The Australian Outback, the coast northwest of Perth, the Chilean observatory sites, and isolated places in the US Southwest, plus many others have sky brightness negligibly different from the natural background, which sets a fundamental (and more-or-less inescapable) limit on how dark a site can be.
The moonless night sky at a remote location far from any man-made light pollution is, however, still not completely black. To most people who are fully dark adapted, it appears a dark gray, but it may also have some faint color.
The dark night sky is illuminated by a natural skyglow that is composed of four parts:
Airglow is the brightest component and is caused by oxygen atoms glowing in the upper atmosphere which are excited by solar ultraviolet radiation. Airglow gets worse at solar maximum. Airglow can add a faint green or red color to the sky background. The color may be vivid if there is a strong
aurora occurring.
Interplanetary dust particles reflect and scatter sunlight and make up the zodiacal light and gegenschein.
At night starlight is scattered by the atmosphere, just as sunlight is during the daytime. Air molecules scatter short blue wavelengths more, which is why the daytime sky is blue. The night sky also has a very faint blue component from scattered starlight.
Countless stars and nebulae in our own galaxy also contribute to the brightness of the night sky, most easily seen in the form of the Milky Way.
Despite the fact that many folks have not seen the zodiacal light, much less the gegenschein or zodiacal band, it is the main contribution to the natural sky brightness even the ecliptic poles.
The night-airglow varies considerably due to solar activity on the time scale of minutes/hours as well as over the 11-year solar cycle, and can greatly compromise the darkness at a site on any particular night.
The zodiacal light, zodiacal band, and gegenschein are prominent features of the night sky at true-dark sites. They are not tests of visual acuity, but of sky brightness.
The night-airglow is also easy to see at dark sites, at least where there is little scattered light from atmospheric dust and aerosols. There are many reported visual sightings of the rippled structure in this phenomenon, looking like banded very thin altocumulus clouds. This light is visible mostly from a forbidden line of ground-state oxygen which emits at 5577A, where most light-pollution filters have their red cutoff.
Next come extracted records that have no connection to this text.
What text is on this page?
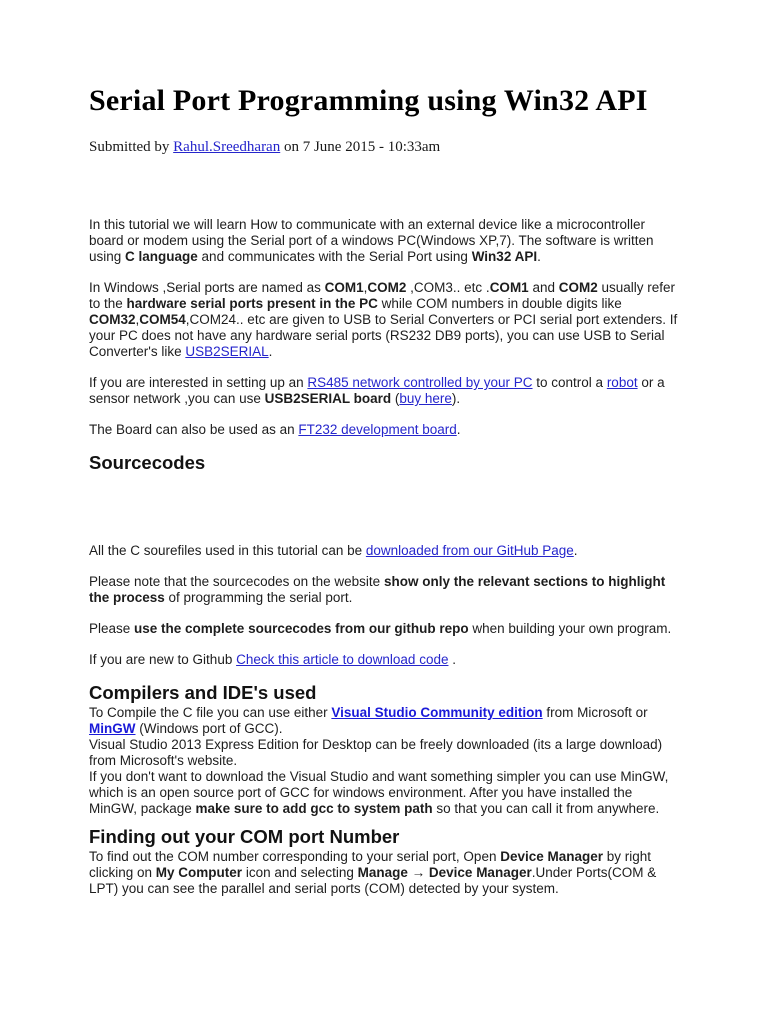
Serial Port Programming using Win32 API

Submitted by Rahul.Sreedharan on 7 June 2015 - 10:33am

In this tutorial we will learn How to communicate with an external device like a microcontroller board or modem using the Serial port of a windows PC(Windows XP,7). The software is written using C language and communicates with the Serial Port using Win32 API.

In Windows ,Serial ports are named as COM1,COM2 ,COM3.. etc .COM1 and COM2 usually refer to the hardware serial ports present in the PC while COM numbers in double digits like COM32,COM54,COM24.. etc are given to USB to Serial Converters or PCI serial port extenders. If your PC does not have any hardware serial ports (RS232 DB9 ports), you can use USB to Serial Converter's like USB2SERIAL.

If you are interested in setting up an RS485 network controlled by your PC to control a robot or a sensor network ,you can use USB2SERIAL board (buy here).

The Board can also be used as an FT232 development board.

Sourcecodes

All the C sourefiles used in this tutorial can be downloaded from our GitHub Page.

Please note that the sourcecodes on the website show only the relevant sections to highlight the process of programming the serial port.

Please use the complete sourcecodes from our github repo when building your own program.

If you are new to Github Check this article to download code .

Compilers and IDE's used

To Compile the C file you can use either Visual Studio Community edition from Microsoft or MinGW (Windows port of GCC).

Visual Studio 2013 Express Edition for Desktop can be freely downloaded (its a large download) from Microsoft's website.

If you don't want to download the Visual Studio and want something simpler you can use MinGW, which is an open source port of GCC for windows environment. After you have installed the MinGW, package make sure to add gcc to system path so that you can call it from anywhere.

Finding out your COM port Number

To find out the COM number corresponding to your serial port, Open Device Manager by right clicking on My Computer icon and selecting Manage → Device Manager.Under Ports(COM & LPT) you can see the parallel and serial ports (COM) detected by your system.
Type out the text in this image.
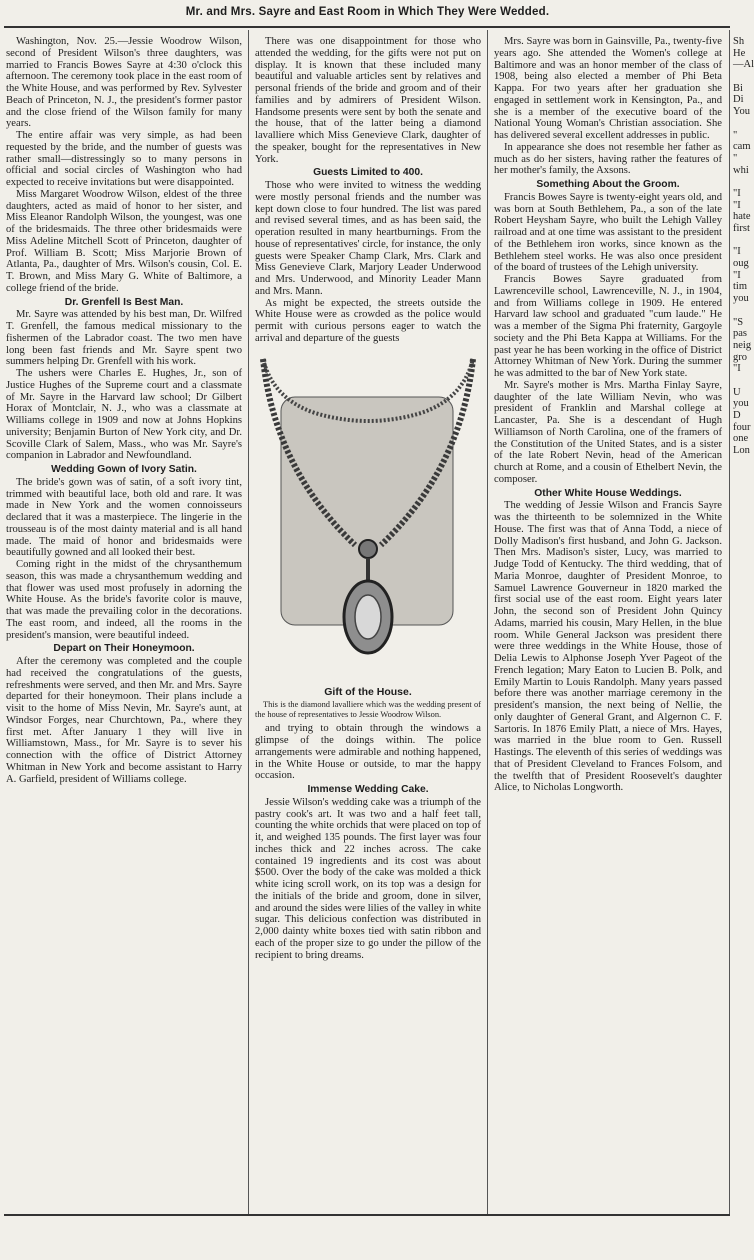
Mr. and Mrs. Sayre and East Room in Which They Were Wedded.

Washington, Nov. 25.—Jessie Woodrow Wilson, second of President Wilson's three daughters, was married to Francis Bowes Sayre at 4:30 o'clock this afternoon. The ceremony took place in the east room of the White House, and was performed by Rev. Sylvester Beach of Princeton, N. J., the president's former pastor and the close friend of the Wilson family for many years.

The entire affair was very simple, as had been requested by the bride, and the number of guests was rather small—distressingly so to many persons in official and social circles of Washington who had expected to receive invitations but were disappointed.

Miss Margaret Woodrow Wilson, eldest of the three daughters, acted as maid of honor to her sister, and Miss Eleanor Randolph Wilson, the youngest, was one of the bridesmaids. The three other bridesmaids were Miss Adeline Mitchell Scott of Princeton, daughter of Prof. William B. Scott; Miss Marjorie Brown of Atlanta, Pa., daughter of Mrs. Wilson's cousin, Col. E. T. Brown, and Miss Mary G. White of Baltimore, a college friend of the bride.

Dr. Grenfell Is Best Man.

Mr. Sayre was attended by his best man, Dr. Wilfred T. Grenfell, the famous medical missionary to the fishermen of the Labrador coast. The two men have long been fast friends and Mr. Sayre spent two summers helping Dr. Grenfell with his work.

The ushers were Charles E. Hughes, Jr., son of Justice Hughes of the Supreme court and a classmate of Mr. Sayre in the Harvard law school; Dr Gilbert Horax of Montclair, N. J., who was a classmate at Williams college in 1909 and now at Johns Hopkins university; Benjamin Burton of New York city, and Dr. Scoville Clark of Salem, Mass., who was Mr. Sayre's companion in Labrador and Newfoundland.

Wedding Gown of Ivory Satin.

The bride's gown was of satin, of a soft ivory tint, trimmed with beautiful lace, both old and rare. It was made in New York and the women connoisseurs declared that it was a masterpiece. The lingerie in the trousseau is of the most dainty material and is all hand made. The maid of honor and bridesmaids were beautifully gowned and all looked their best.

Coming right in the midst of the chrysanthemum season, this was made a chrysanthemum wedding and that flower was used most profusely in adorning the White House. As the bride's favorite color is mauve, that was made the prevailing color in the decorations. The east room, and indeed, all the rooms in the president's mansion, were beautiful indeed.

Depart on Their Honeymoon.

After the ceremony was completed and the couple had received the congratulations of the guests, refreshments were served, and then Mr. and Mrs. Sayre departed for their honeymoon. Their plans include a visit to the home of Miss Nevin, Mr. Sayre's aunt, at Windsor Forges, near Churchtown, Pa., where they first met. After January 1 they will live in Williamstown, Mass., for Mr. Sayre is to sever his connection with the office of District Attorney Whitman in New York and become assistant to Harry A. Garfield, president of Williams college.

There was one disappointment for those who attended the wedding, for the gifts were not put on display. It is known that these included many beautiful and valuable articles sent by relatives and personal friends of the bride and groom and of their families and by admirers of President Wilson. Handsome presents were sent by both the senate and the house, that of the latter being a diamond lavalliere which Miss Genevieve Clark, daughter of the speaker, bought for the representatives in New York.

Guests Limited to 400.

Those who were invited to witness the wedding were mostly personal friends and the number was kept down close to four hundred. The list was pared and revised several times, and as has been said, the operation resulted in many heartburnings. From the house of representatives' circle, for instance, the only guests were Speaker Champ Clark, Mrs. Clark and Miss Genevieve Clark, Marjory Leader Underwood and Mrs. Underwood, and Minority Leader Mann and Mrs. Mann.

As might be expected, the streets outside the White House were as crowded as the police would permit with curious persons eager to watch the arrival and departure of the guests

Gift of the House.
This is the diamond lavalliere which was the wedding present of the house of representatives to Jessie Woodrow Wilson.

and trying to obtain through the windows a glimpse of the doings within. The police arrangements were admirable and nothing happened, in the White House or outside, to mar the happy occasion.

Immense Wedding Cake.

Jessie Wilson's wedding cake was a triumph of the pastry cook's art. It was two and a half feet tall, counting the white orchids that were placed on top of it, and weighed 135 pounds. The first layer was four inches thick and 22 inches across. The cake contained 19 ingredients and its cost was about $500. Over the body of the cake was molded a thick white icing scroll work, on its top was a design for the initials of the bride and groom, done in silver, and around the sides were lilies of the valley in white sugar. This delicious confection was distributed in 2,000 dainty white boxes tied with satin ribbon and each of the proper size to go under the pillow of the recipient to bring dreams.

Mrs. Sayre was born in Gainsville, Pa., twenty-five years ago. She attended the Women's college at Baltimore and was an honor member of the class of 1908, being also elected a member of Phi Beta Kappa. For two years after her graduation she engaged in settlement work in Kensington, Pa., and she is a member of the executive board of the National Young Woman's Christian association. She has delivered several excellent addresses in public.

In appearance she does not resemble her father as much as do her sisters, having rather the features of her mother's family, the Axsons.

Something About the Groom.

Francis Bowes Sayre is twenty-eight years old, and was born at South Bethlehem, Pa., a son of the late Robert Heysham Sayre, who built the Lehigh Valley railroad and at one time was assistant to the president of the Bethlehem iron works, since known as the Bethlehem steel works. He was also once president of the board of trustees of the Lehigh university.

Francis Bowes Sayre graduated from Lawrenceville school, Lawrenceville, N. J., in 1904, and from Williams college in 1909. He entered Harvard law school and graduated "cum laude." He was a member of the Sigma Phi fraternity, Gargoyle society and the Phi Beta Kappa at Williams. For the past year he has been working in the office of District Attorney Whitman of New York. During the summer he was admitted to the bar of New York state.

Mr. Sayre's mother is Mrs. Martha Finlay Sayre, daughter of the late William Nevin, who was president of Franklin and Marshal college at Lancaster, Pa. She is a descendant of Hugh Williamson of North Carolina, one of the framers of the Constitution of the United States, and is a sister of the late Robert Nevin, head of the American church at Rome, and a cousin of Ethelbert Nevin, the composer.

Other White House Weddings.

The wedding of Jessie Wilson and Francis Sayre was the thirteenth to be solemnized in the White House. The first was that of Anna Todd, a niece of Dolly Madison's first husband, and John G. Jackson. Then Mrs. Madison's sister, Lucy, was married to Judge Todd of Kentucky. The third wedding, that of Maria Monroe, daughter of President Monroe, to Samuel Lawrence Gouverneur in 1820 marked the first social use of the east room. Eight years later John, the second son of President John Quincy Adams, married his cousin, Mary Hellen, in the blue room. While General Jackson was president there were three weddings in the White House, those of Delia Lewis to Alphonse Joseph Yver Pageot of the French legation; Mary Eaton to Lucien B. Polk, and Emily Martin to Louis Randolph. Many years passed before there was another marriage ceremony in the president's mansion, the next being of Nellie, the only daughter of General Grant, and Algernon C. F. Sartoris. In 1876 Emily Platt, a niece of Mrs. Hayes, was married in the blue room to Gen. Russell Hastings. The eleventh of this series of weddings was that of President Cleveland to Frances Folsom, and the twelfth that of President Roosevelt's daughter Alice, to Nicholas Longworth.

Sh
He
—Al
Bi
Di
You
"
cam
"
whi
"I
"I
hate
first
"I
oug
"I
tim
you
"S
pas
neig
gro
"I
U
you
D
four
one
Lon
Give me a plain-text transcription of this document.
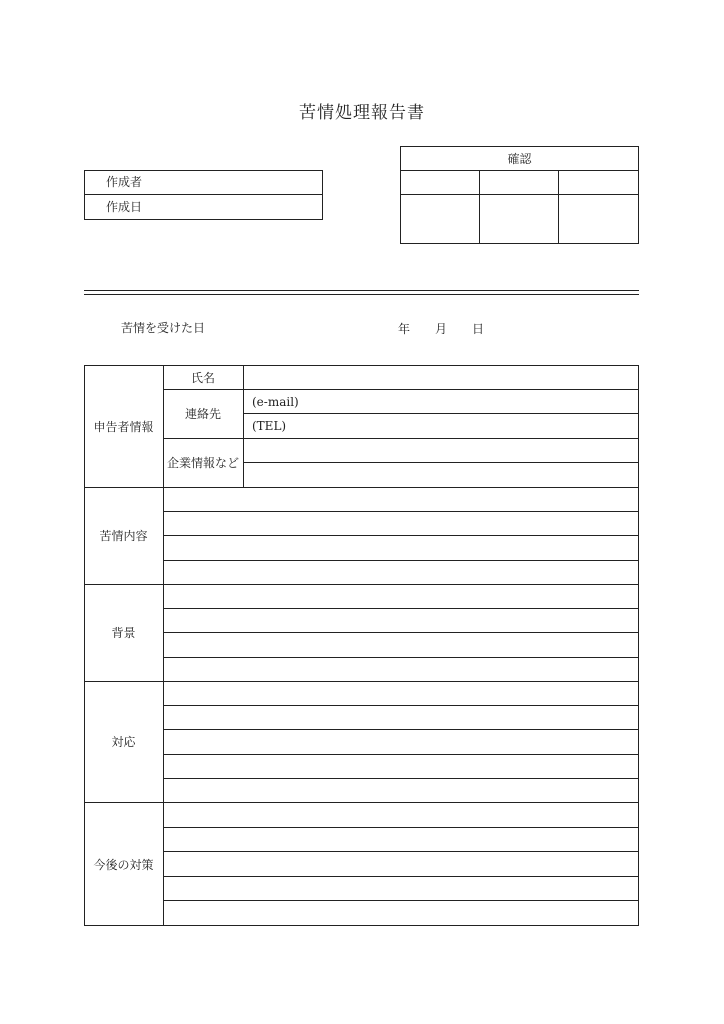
苦情処理報告書
作成者
作成日
確認
苦情を受けた日	年 月 日
申告者情報
氏名
連絡先
企業情報など
(e-mail)
(TEL)
苦情内容
背景
対応
今後の対策
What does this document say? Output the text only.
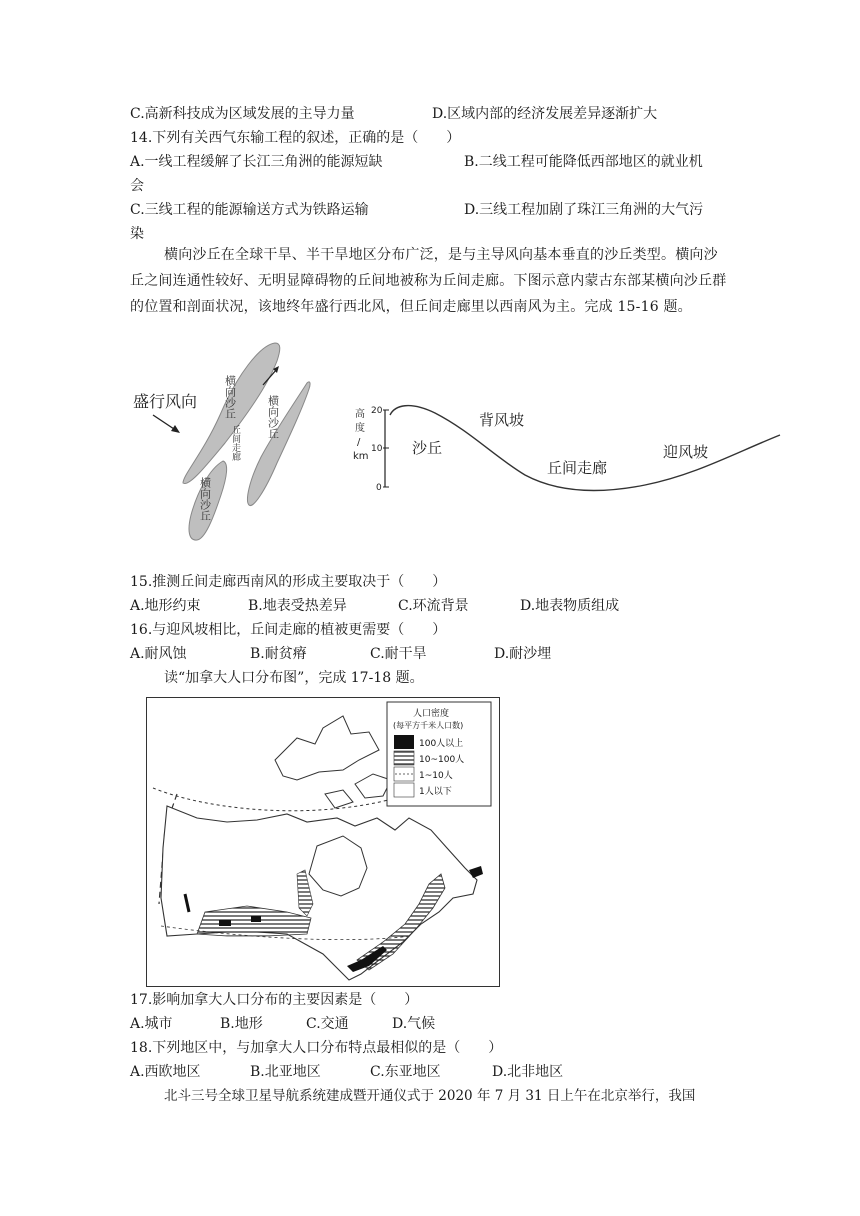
C.高新科技成为区域发展的主导力量	D.区域内部的经济发展差异逐渐扩大
14.下列有关西气东输工程的叙述，正确的是（　　）
A.一线工程缓解了长江三角洲的能源短缺	B.二线工程可能降低西部地区的就业机
会
C.三线工程的能源输送方式为铁路运输	D.三线工程加剧了珠江三角洲的大气污
染
横向沙丘在全球干旱、半干旱地区分布广泛，是与主导风向基本垂直的沙丘类型。横向沙丘之间连通性较好、无明显障碍物的丘间地被称为丘间走廊。下图示意内蒙古东部某横向沙丘群的位置和剖面状况，该地终年盛行西北风，但丘间走廊里以西南风为主。完成 15-16 题。
盛行风向 横向沙丘	横向沙丘
横向沙丘
丘间走廊
高
度
/
km
20
10
0
沙丘
背风坡
丘间走廊
迎风坡
15.推测丘间走廊西南风的形成主要取决于（　　）
A.地形约束	B.地表受热差异	C.环流背景	D.地表物质组成
16.与迎风坡相比，丘间走廊的植被更需要（　　）
A.耐风蚀	B.耐贫瘠	C.耐干旱	D.耐沙埋
读“加拿大人口分布图”，完成 17-18 题。
人口密度
(每平方千米人口数)
100人以上
10~100人
1~10人
1人以下
17.影响加拿大人口分布的主要因素是（　　）
A.城市	B.地形	C.交通	D.气候
18.下列地区中，与加拿大人口分布特点最相似的是（　　）
A.西欧地区	B.北亚地区	C.东亚地区	D.北非地区
北斗三号全球卫星导航系统建成暨开通仪式于 2020 年 7 月 31 日上午在北京举行，我国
The widely accepted value for sky brightness at the zenith at a site completely free of man-made light sources and near solar activity minimum is V mag. 22.0 per square arcsecond = mag. 13 per square arcminute. In other words, a perfect site has a sky brightness equivalent to having a mag. 22 star in every square arcsecond box (hardly bigger than the star image itself) over the entire sky.
Where there's no light pollution the limiting magnitude is usually assumed to be 6.5, though some people can see fainter. Under such conditions, the sky is packed with stars, the Milky Way is a mass of swirling, jumbled detail and any clouds appear blacker than the sky itself.